Several hours after his passing was announced, Canucks fans began assembling a memorial outside of Rogers Arena. Two days later, a fan-organized gathering of approximately 300 occurred at the memorial.Rypien’s memorial service was held at Alberta Stella Arena (where he had played his minor hockey) in Blairmore, Alberta, on August 20. Bieksa was on hand as one of the casket’s pall bearers. He was one of numerous former teammates, general managers and figures from Rypien’s hockey career in attendance. In the subsequent 2011–12 NHL season, the Canucks honoured Rypien with a ceremony prior to a home game against the New York Rangers on October 18. With Rypien’s parents, step-parents and brother on the ice, a four-minute tribute video was shown on the jumbotron. Bieksa further presented the family Rypien’s game-worn jersey from his last season as a Canuck. The team also announced a $50,000 donation in Rypien’s memory to the BC Children’s Hospital Foundation. The amount, which included contributions from the NHL Players Association’s Goals and Dreams program, was designated to fund a promotion strategy to help youth and young adults cope with mental health issues.

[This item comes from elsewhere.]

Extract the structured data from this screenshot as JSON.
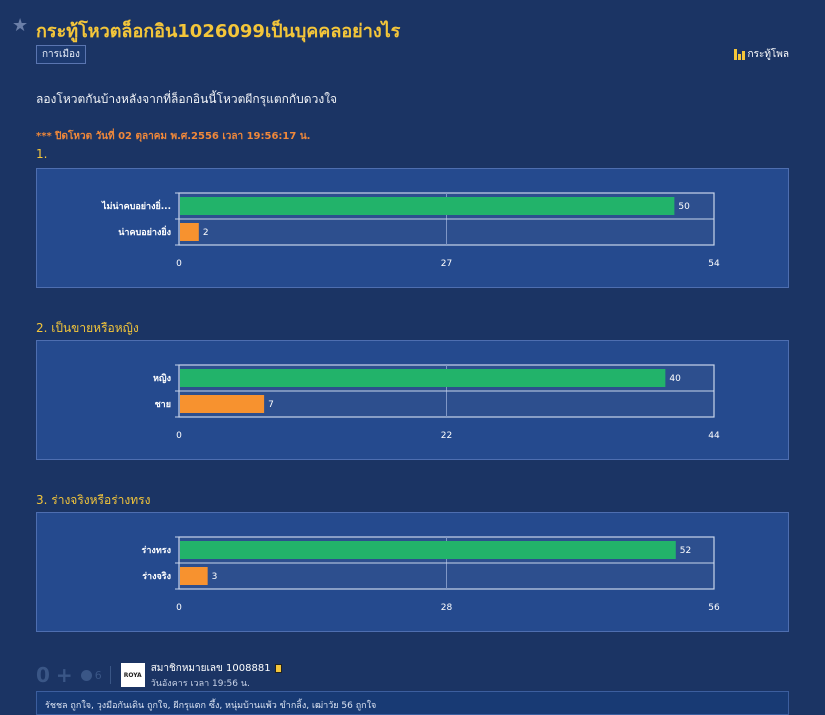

Rypien was one of three NHL players to have died in the 2011 off-season; the other two were New York Rangers enforcer Derek Boogaard and the recently-retired Wade Belak. Following Boogaard and Rypien’s deaths, NHL commissioner Gary Bettman told media that the league would look into their substance abuse and behavioral issue programs – initiatives that both players had been involved with (Boogaard’s death was due to a lethal combination of alcohol and oxycodone).